Title: Problem Shaping for Mathematical Models of Scheduling Problems
Summary: Many organisations have complex scheduling problems that they model as generalised set partitioning models and then solve using integer programming optimisation techniques. These problems arise, for instance, in the airline operations, rostering of medical personnel, forestry management, or collection and processing of goods (such as milk) and many other contexts.

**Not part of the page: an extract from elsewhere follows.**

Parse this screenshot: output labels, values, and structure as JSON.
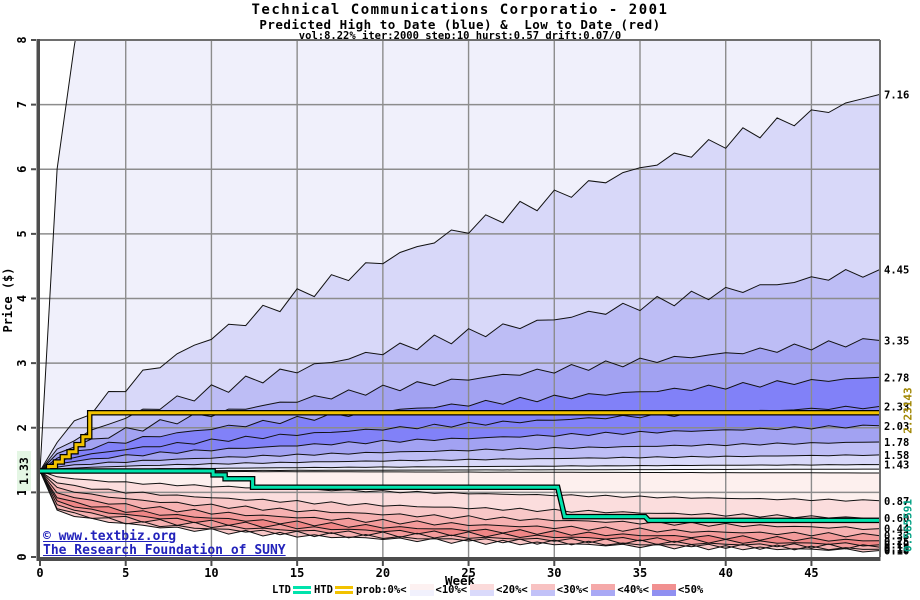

This doctoral research project will consider scheduling problems and other similarly complex problems. These problems have mathematical formulations with a special structure (generalised set partitioning models). Due to their prohibitively large size, the problems are commonly solved using decomposition algorithms. Decomposition approaches initially solve a simplified optimisation problem, and then repeatedly augment this problem with new schedules (e.g. sequences of work tasks) that improve the solution. Our recent observations hint at the impact of the augmentation approach itself, where, by carefully shaping the formulation, we can create favourable model properties that speed up the solution process. This allows us to obtain high quality solutions faster. We will systematically propose and analyse problem shaping approaches to develop a theoretical understanding of this new approach thereby addressing the following three research aims:
- Identify properties of different mathematical representations of generalised set partitioning problems and their connection to solution fractionality of the linear programming formulation.
- Propose novel problem shaping approaches and integrate them in decomposition algorithms for scheduling problems.
- Conduct a systematic analysis of our current and proposed problem shaping approaches to develop an understanding of their operation and maximise the impact they make when solving challenging scheduling problems.